Re: [PATCH] mm: make allocation counters per-order
From: Mel Gorman
Date: Thu Jul 06 2017 - 12:43:19 EST
On Thu, Jul 06, 2017 at 12:12:47PM -0400, Debabrata Banerjee wrote:
> On Thu, Jul 6, 2017 at 11:51 AM, Mel Gorman <mgorman@xxxxxxxxxxxxxxxxxxx> wrote:
> > These counters do not actually help you solve that particular problem.
> > Knowing how many allocations happened since the system booted doesn't tell
> > you much about how many failed or why they failed. You don't even know
> > what frequency they occured at unless you monitor it constantly so you're
> > back to square one whether this information is available from proc or not.
> > There even is a tracepoint that can be used to track information related
> > to events that degrade fragmentation (trace_mm_page_alloc_extfrag) although
> > the primary thing it tells you is that "the probability that an allocation
> > will fail due to fragmentation in the future is potentially higher".
> I agree these counters don't have enough information, but there a
> start to a first order approximation of the current state of memory.
That incurs a universal cost on the off-chance of debugging and ultimately
the debugging is only useful in combination with developing kernel patches
in which case it could be behind a kconfig option.
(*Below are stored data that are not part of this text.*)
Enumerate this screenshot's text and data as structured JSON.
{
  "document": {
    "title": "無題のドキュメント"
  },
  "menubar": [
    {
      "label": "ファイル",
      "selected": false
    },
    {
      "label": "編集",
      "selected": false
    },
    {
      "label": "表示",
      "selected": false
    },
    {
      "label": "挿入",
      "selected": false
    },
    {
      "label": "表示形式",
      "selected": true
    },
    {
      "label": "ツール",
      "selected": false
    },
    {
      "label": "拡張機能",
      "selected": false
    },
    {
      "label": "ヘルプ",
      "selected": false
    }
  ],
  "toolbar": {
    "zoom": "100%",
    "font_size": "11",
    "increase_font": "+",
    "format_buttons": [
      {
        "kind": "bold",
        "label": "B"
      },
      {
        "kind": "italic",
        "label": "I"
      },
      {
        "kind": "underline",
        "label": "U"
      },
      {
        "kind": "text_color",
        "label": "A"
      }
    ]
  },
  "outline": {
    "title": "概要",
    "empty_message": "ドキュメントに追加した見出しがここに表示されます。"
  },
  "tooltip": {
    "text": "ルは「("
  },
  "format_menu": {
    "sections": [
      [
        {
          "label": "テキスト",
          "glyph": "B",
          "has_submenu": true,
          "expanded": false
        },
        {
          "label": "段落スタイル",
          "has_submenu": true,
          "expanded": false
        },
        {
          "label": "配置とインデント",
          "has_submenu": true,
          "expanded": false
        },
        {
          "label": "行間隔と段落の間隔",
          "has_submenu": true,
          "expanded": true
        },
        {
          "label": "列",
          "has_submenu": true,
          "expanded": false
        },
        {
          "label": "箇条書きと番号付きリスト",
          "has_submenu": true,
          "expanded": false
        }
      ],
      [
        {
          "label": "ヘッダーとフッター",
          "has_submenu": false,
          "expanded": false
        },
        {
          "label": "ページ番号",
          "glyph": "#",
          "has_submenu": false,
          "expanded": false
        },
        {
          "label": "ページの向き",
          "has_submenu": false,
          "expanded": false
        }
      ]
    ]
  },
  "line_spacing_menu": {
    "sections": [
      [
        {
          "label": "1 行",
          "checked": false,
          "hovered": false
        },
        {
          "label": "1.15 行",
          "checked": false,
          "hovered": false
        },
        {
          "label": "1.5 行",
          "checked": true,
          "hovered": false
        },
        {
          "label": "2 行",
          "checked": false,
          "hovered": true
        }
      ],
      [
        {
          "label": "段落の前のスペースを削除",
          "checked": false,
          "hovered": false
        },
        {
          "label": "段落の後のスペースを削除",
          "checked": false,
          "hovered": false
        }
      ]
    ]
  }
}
> buddyinfo and pagetypeinfo basically show no information now, because
They can be used to calculate a fragmentation index at a given point in
time. Admittedly, building a bigger picture requires a full scan of memory
(and that's what was required when fragmentation avoidance was first
> they only involve the small amount of free memory under the watermark
> and all our machines are in this state. As second order approximation,
> it would be nice to be able to get answers like: "There are
> reclaimable high order allocations of at least this order" and "None
> of this order allocation can become available due to unmovable and
> unreclaimable allocations"
Which this patch doesn't provide as what you are looking for requires
a full scan of memory to determine. I've done it in the past using a
severe abuse of systemtap to load a module that scans all of memory with
a variation of PAGE_OWNER to identify stack traces of pages that "don't
belonw" within a pageblock.
Even *with* that information, your options for tuning an unmodified kernel
are basically limited to increasing min_free_kbytes, altering THP's level
of aggression when compacting or brute forcing with either drop_caches,
compact_node or both. All other options after that require kernel patches
-- altering annotations, altering fallback mechanisms, altering compaction,
improving support for pages that can be migrated etc.